Conclusion: A Precision Approach to a Critical Condition

Managing patients with Hyperosmolar Hyperglycemic State is one of the most demanding tasks in inpatient diabetes care, precisely because each patient arrives with a unique set of comorbidities that can turn a straightforward resuscitation into a high-stakes puzzle. Diabetic lens technology—despite being in its infancy—offers a tantalizing path out of the reactive, data-poor models we currently use. By simultaneously measuring glucose, IOP, and hydration biomarkers, these devices can provide a real-time composite picture, enabling personalized fluid and insulin regimens, early detection of complications, and seamless communication across specialist teams.

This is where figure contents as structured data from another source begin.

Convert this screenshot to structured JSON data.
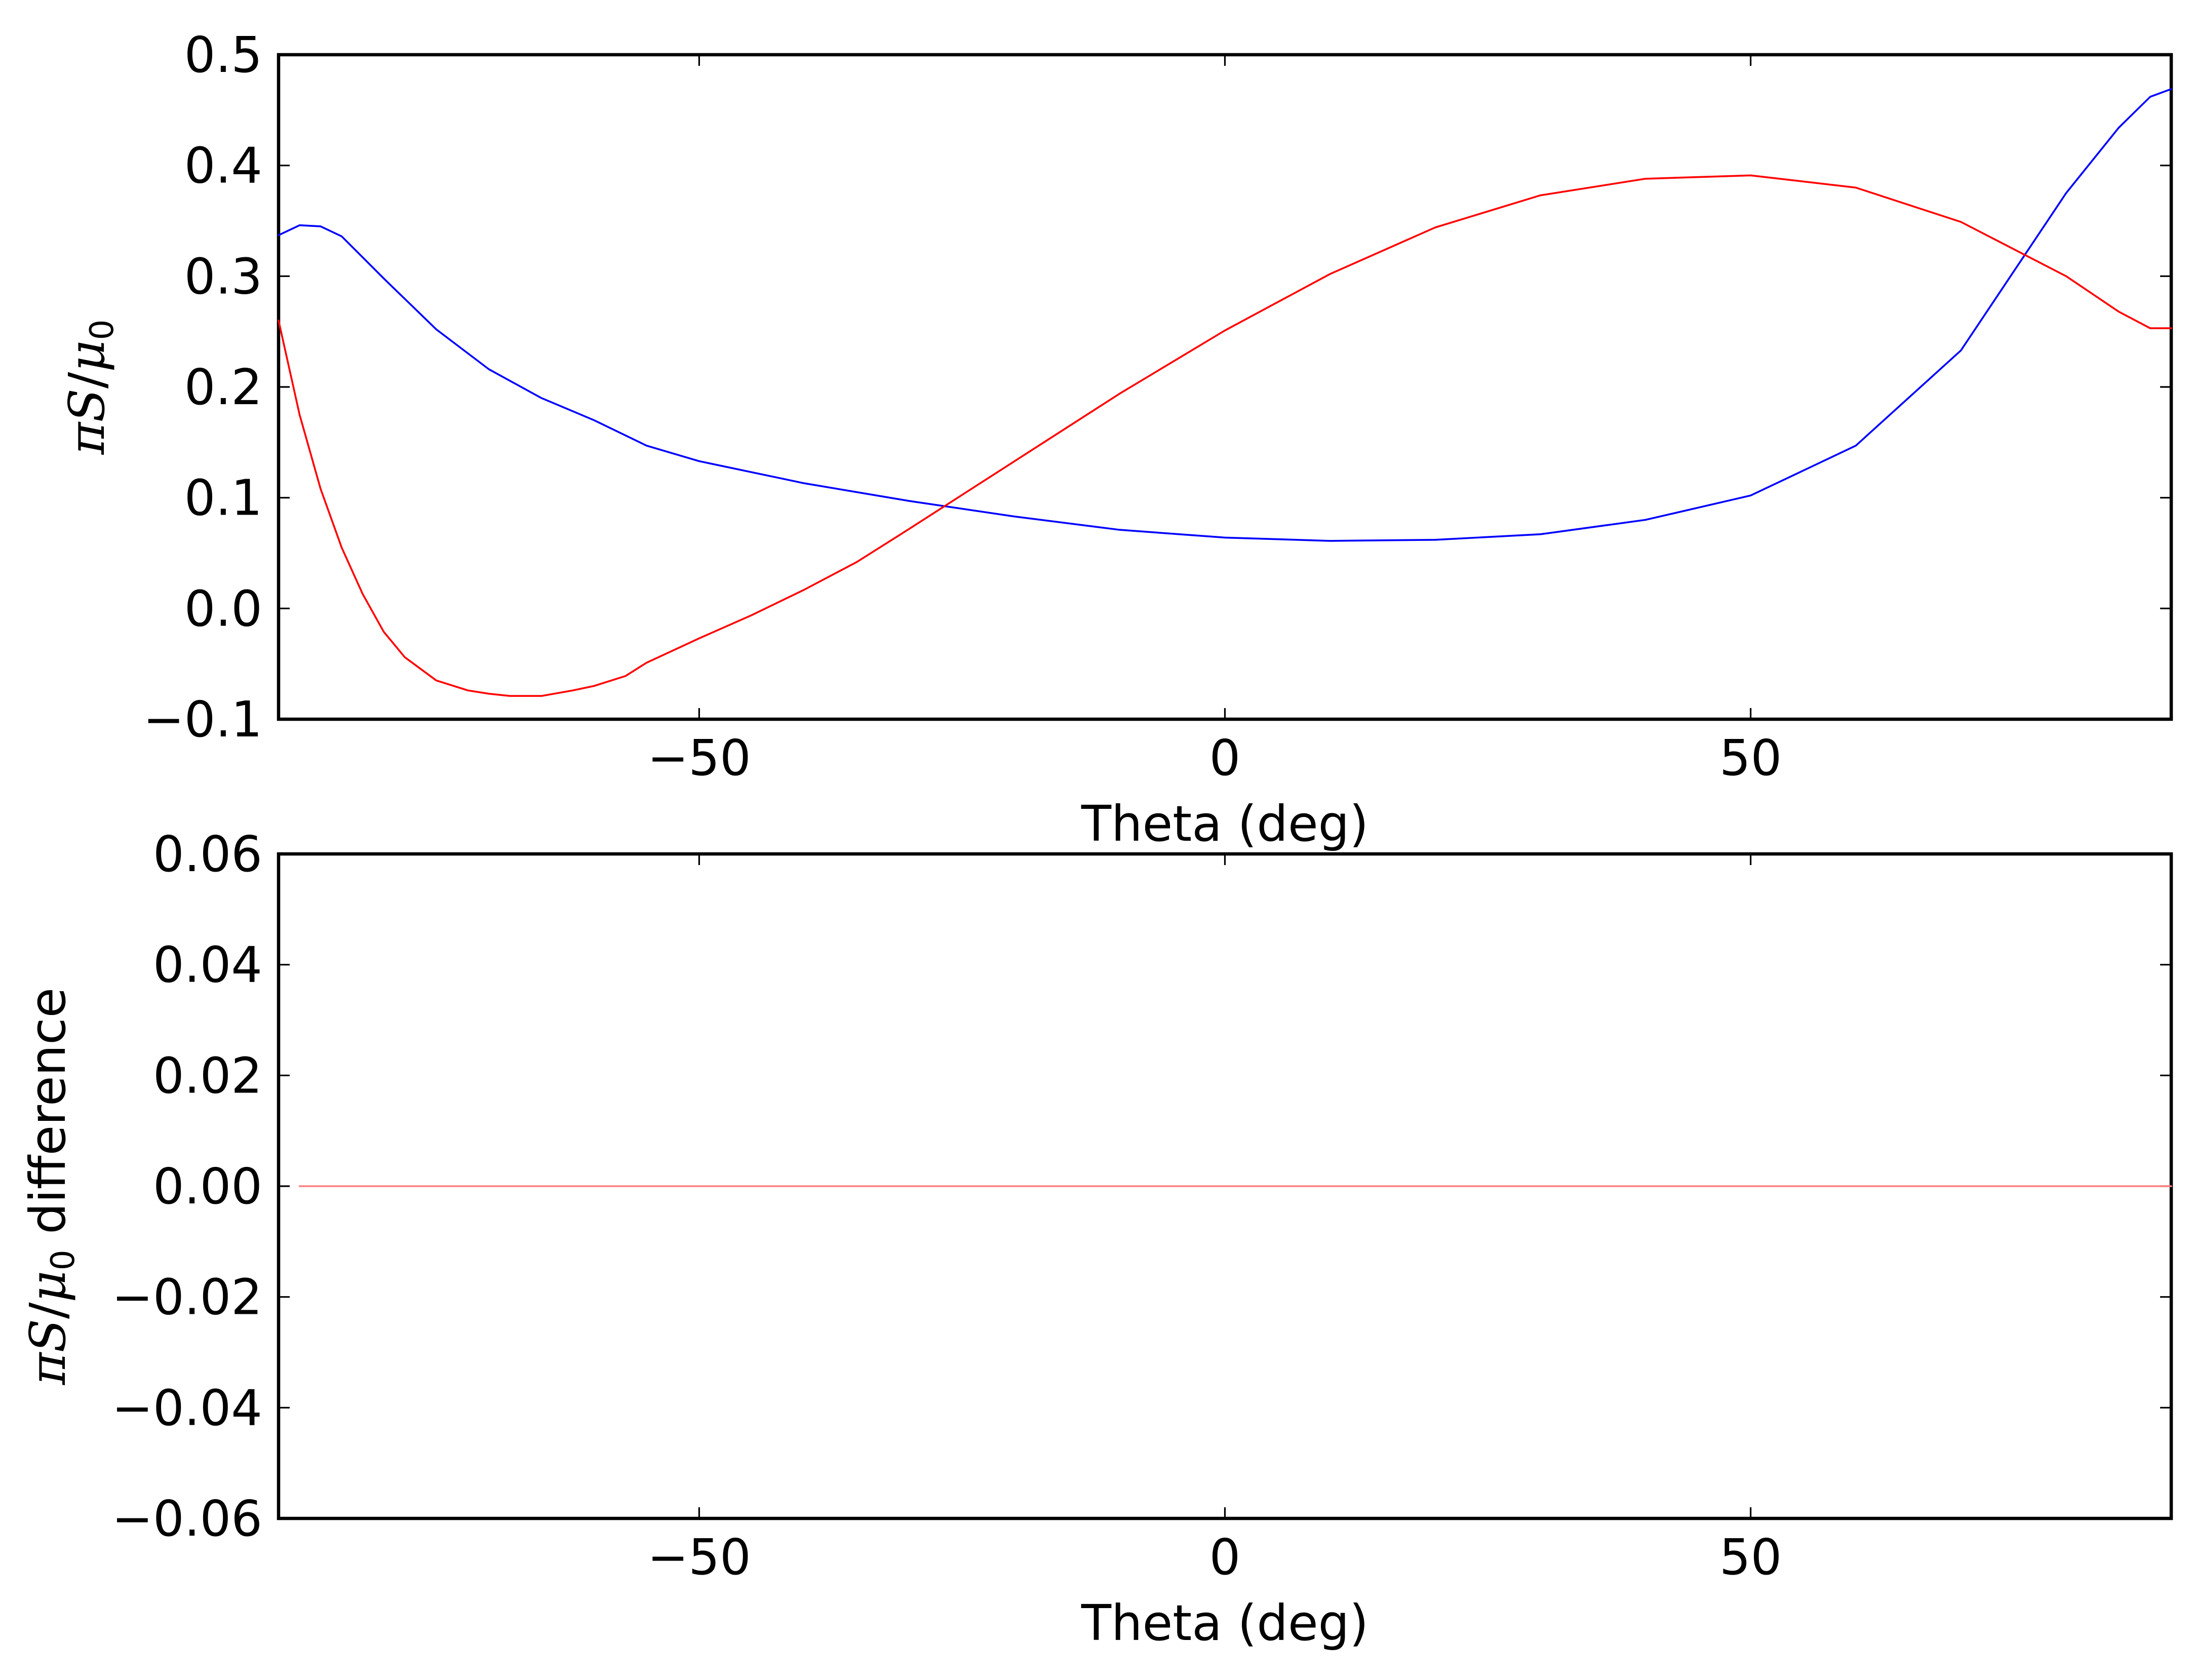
{
  "chart_data": [
    {
      "type": "line",
      "title": "",
      "xlabel": "Theta (deg)",
      "ylabel": "πS/μ0",
      "xlim": [
        -90,
        90
      ],
      "ylim": [
        -0.1,
        0.5
      ],
      "xticks": [
        -50,
        0,
        50
      ],
      "xtick_labels": [
        "−50",
        "0",
        "50"
      ],
      "yticks": [
        -0.1,
        0.0,
        0.1,
        0.2,
        0.3,
        0.4,
        0.5
      ],
      "ytick_labels": [
        "−0.1",
        "0.0",
        "0.1",
        "0.2",
        "0.3",
        "0.4",
        "0.5"
      ],
      "grid": false,
      "series": [
        {
          "color": "#0000ff",
          "x": [
            -90,
            -88,
            -86,
            -84,
            -80,
            -75,
            -70,
            -65,
            -60,
            -55,
            -50,
            -40,
            -30,
            -20,
            -10,
            0,
            10,
            20,
            30,
            40,
            50,
            60,
            70,
            80,
            85,
            88,
            90
          ],
          "y": [
            0.337,
            0.346,
            0.345,
            0.336,
            0.298,
            0.252,
            0.216,
            0.19,
            0.17,
            0.147,
            0.133,
            0.113,
            0.097,
            0.083,
            0.071,
            0.064,
            0.061,
            0.062,
            0.067,
            0.08,
            0.102,
            0.147,
            0.233,
            0.375,
            0.434,
            0.462,
            0.469
          ]
        },
        {
          "color": "#ff0000",
          "x": [
            -90,
            -88,
            -86,
            -84,
            -82,
            -80,
            -78,
            -75,
            -72,
            -70,
            -68,
            -65,
            -62,
            -60,
            -57,
            -55,
            -50,
            -45,
            -40,
            -35,
            -30,
            -20,
            -10,
            0,
            10,
            20,
            30,
            40,
            50,
            60,
            70,
            80,
            85,
            88,
            90
          ],
          "y": [
            0.26,
            0.175,
            0.108,
            0.055,
            0.013,
            -0.021,
            -0.044,
            -0.065,
            -0.074,
            -0.077,
            -0.079,
            -0.079,
            -0.074,
            -0.07,
            -0.061,
            -0.049,
            -0.027,
            -0.006,
            0.017,
            0.042,
            0.072,
            0.133,
            0.194,
            0.251,
            0.302,
            0.344,
            0.373,
            0.388,
            0.391,
            0.38,
            0.349,
            0.3,
            0.268,
            0.253,
            0.253
          ]
        }
      ]
    },
    {
      "type": "line",
      "title": "",
      "xlabel": "Theta (deg)",
      "ylabel": "πS/μ0 difference",
      "xlim": [
        -90,
        90
      ],
      "ylim": [
        -0.06,
        0.06
      ],
      "xticks": [
        -50,
        0,
        50
      ],
      "xtick_labels": [
        "−50",
        "0",
        "50"
      ],
      "yticks": [
        -0.06,
        -0.04,
        -0.02,
        0.0,
        0.02,
        0.04,
        0.06
      ],
      "ytick_labels": [
        "−0.06",
        "−0.04",
        "−0.02",
        "0.00",
        "0.02",
        "0.04",
        "0.06"
      ],
      "grid": false,
      "series": [
        {
          "color": "#ff0000",
          "x": [
            -88,
            90
          ],
          "y": [
            0.0,
            0.0
          ]
        }
      ]
    }
  ]
}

Clinicians and institutions should begin preparing now by investing in data integration infrastructure, training staff on the interpretation of lens-derived metrics, and participating in clinical trials where possible. Patients, especially those with vision loss or chronic kidney disease, stand to gain the most from this technology. As the evidence mounts and the devices become more robust, the day may soon arrive when every HHS patient wears a "smart lens" that turns their eye into a dashboard of their entire metabolic crisis—and their path to recovery.